CHAPTER VIII
GRAF LUDWIG

THE trap had snapped. Ulrich of Eisenach was in it. He had doubled the vow to Saint Moritz, but with no avail. In the last twilight the frighted watchers at the Wartburg peered from their turrets, and saw the dim masses of horse and footmen spreading themselves around the mountain,—hundreds, thousands. Graf Ludwig had been nearer, and in greater force than any lanzknecht dreamed. The Wartburg was ringed in by foes.

But this was not the worst. Ulrich’s men were still beating up the forest, and the Graf had silently cut off their retreat. As they wandered home in sullen handfuls, cursing the bootless hunt, his sentries had nipped them, nearly all, taking prisoners after few struggles and fewer blows. Only two, slyer than the rest, had crept through the besiegers, and into the postern, with a tale which made Priest Clement’s teeth chatter,—how Ludwig was at the gates with nigh three thousand men.

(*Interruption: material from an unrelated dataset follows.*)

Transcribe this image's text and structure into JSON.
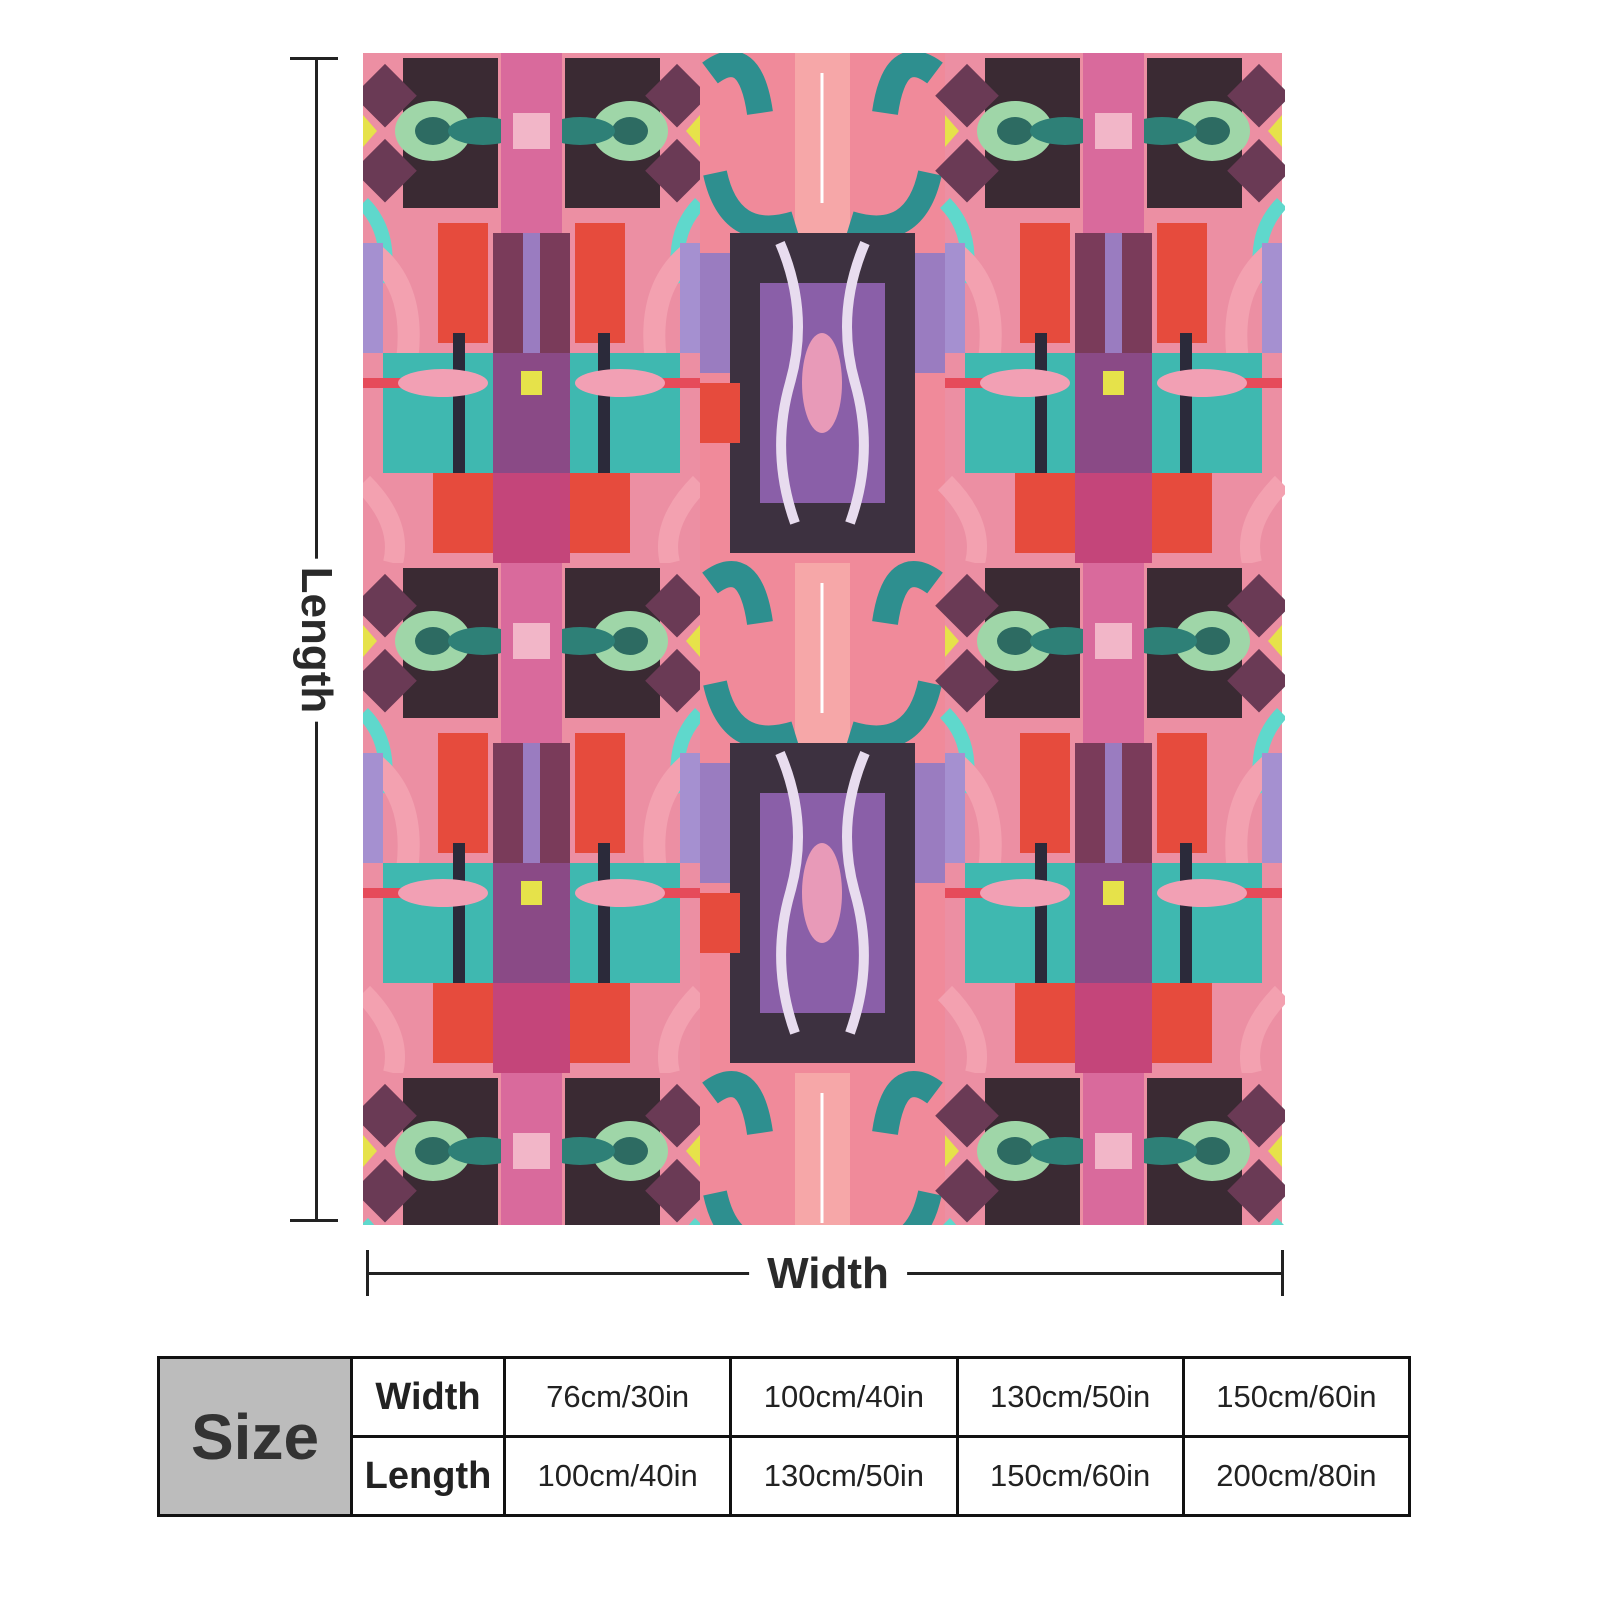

Ulrich had felt hard knocks from the Devil ere now, but this was the hardest. The Wartburg was a very Emperor of castles,—provisioned and garrisoned by eight hundred, it could hold Kaiser Rudolf at bay. But inside the walls the Baron could barely count on twenty men fit to strike a blow, and the sluttish women were good for nought save screaming. Ulrich dropped the portcullis, placed a catapult to command the gate, and set boxes of arrows along the ramparts to insure ready ammunition; but how were a score to defend the long circuit of the battlement? The moat was almost dry. At dawn the Baron could kill a few attackers, but by the third hour after he knew well enough he would be voyaging toward heaven or elsewhere.

Desperate enough was every one in the Wartburg. As the night blackened, their mood blackened also. The sky was thickly clouded, starless, and moonless. A murky hot wind fanned from the south, dead and stifling,—“fit reminder,” so Michael forced the jest, “of the breeze likely to blow in their next habitation.” Priest Clement, who stood beside him on the gate tower, trembled all over at the impious levity.

“Do you not fear God? Are you so anxious for torment?”

“Humph!” grumbled the Breaker; “as much as you, holy Father. But I would have small respect for God if He were to forgive you or me now. We have made our bargain with Satan as do all fools, ‘for a short life and a merry one,’ and none should whine like a puppy if the landlord demands the ‘drink-penny’ at last.”

“You mean our souls?” moaned the priest.